FAR 2x.573 requires demonstration of damage tolerance for aircraft structures including adhesive bonds. An FAA NPRM issued on 06 January 2010 proposes to extend these requirements to rotary wing aircraft. NPA-2010-04 "Damage Tolerance and Fatigue Evaluation of Composite Rotorcraft Structures"effectively duplicates the process for EASA. These requirements may involve analysis or testing to demonstrate that the structure provides adequate strength in the presence of known and detectable bond defects. Testing generally involves known artificial defects implanted in the bond-line. Production acceptance criteria for tolerable bond defect sizes are established on the basis of static strength tests or analysis on the basis that the bond interface retains full strength. Even service inspection requirements assume that the bond interface retains integrity.
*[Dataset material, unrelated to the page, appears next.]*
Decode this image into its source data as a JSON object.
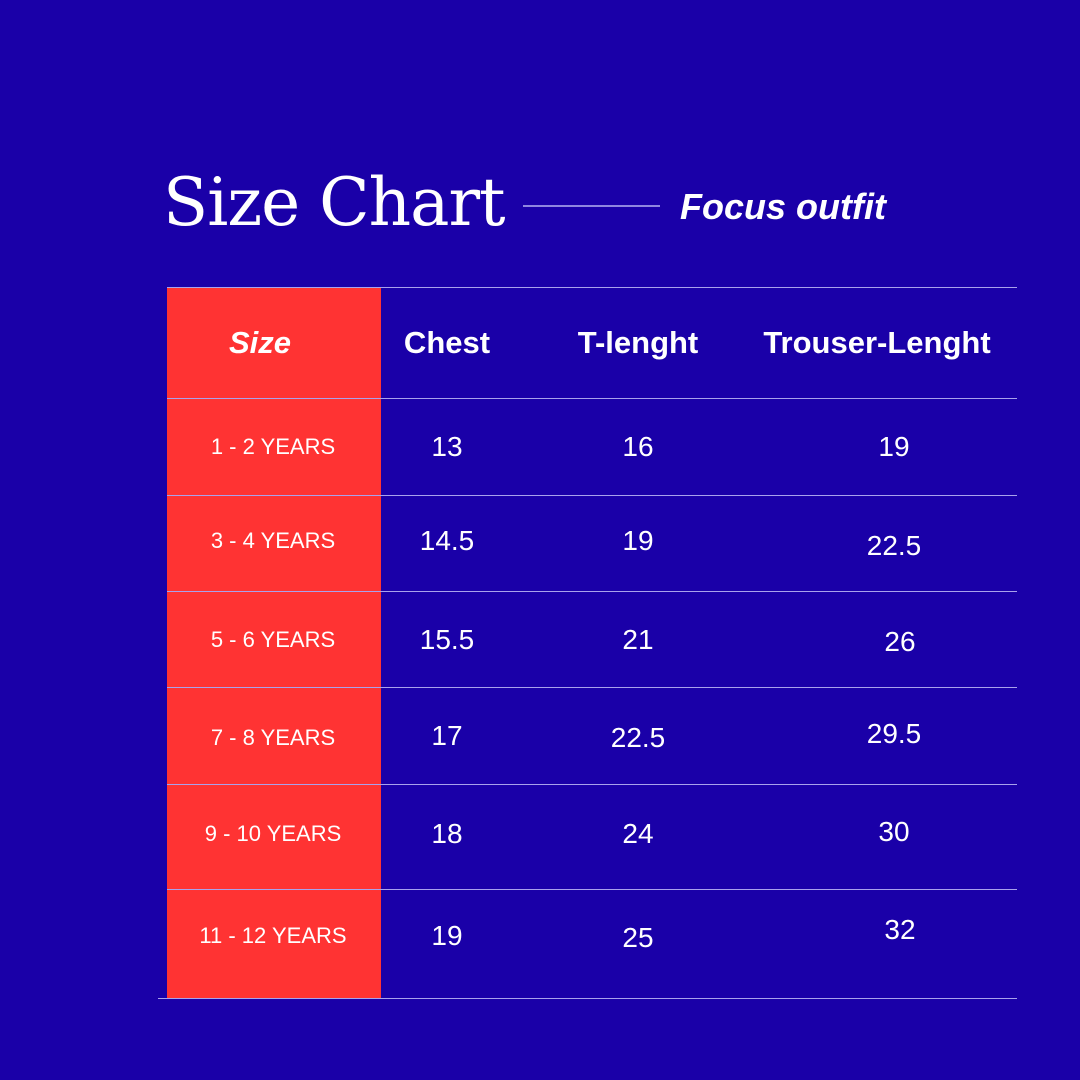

Analysis and testing are meaningless for adhesion or mixed-mode failures because the assumption inherent in these approaches is that the adhesive surrounding the defect maintains an acceptable level of bond strength. In reality, if a disbond occurs in service, it is almost certainly due to degradation of the interface and such degradation is usually not confined to a localised area. The entire interface may be degrading and the bond surrounding the disbond may be weak. It is not possible to predict adhesion disbond growth rates, and defects may grow without any flight loads.
In recent times the FAA has taken steps to address adhesion failure modes. Policy Statement PS-ACE100-2005-10038 and recent amendments to AC 20-107 to “B” status include advice that interfacial failures are unacceptable in the production process and for service defects. These statements are to be commended, but they must eventually be followed up by appropriate NPRM action to amend the FARs to mandate bond durability testing.
Current NDI methods are only generally effective at finding production voids where there is an air-gap. These are the types of defect which cause cohesion failures. The ability of NDI to interrogate interfaces or even to detect weak bonds (kissing disbonds) is extremely limited. Double-sided adhesive tape will pass many NDI inspection methods, especially the tap-test, despite its obvious weakness compared to effective structural bonds. In effect, NDI can only tell that the bond has a defect, it can NOT guarantee the quality of the bond. With reference to NDI for inspection of in-service bonded components, NDI can not detect the onset of insipient disbonding. It is only effective AFTER a disbond has occurred. Hence, because of the ineffectiveness of damage tolerance in assessing the criticality of adhesive bonds with degrading interfaces and the inability of NDI to assess the potential for degradation, there is a risk that a disbond could propagate to a critical size before it is detected.
Therefore, the introduction of damage tolerance will not prevent disbonding from occurring. Worse yet, the assumption that the bond surrounding the defect retains full strength will provide a false sense of security when in fact the bond may be much weaker.

The solution is to mandate bond durability testing using methods which have a demonstrated history of differentiating between good processes and mediocre processes.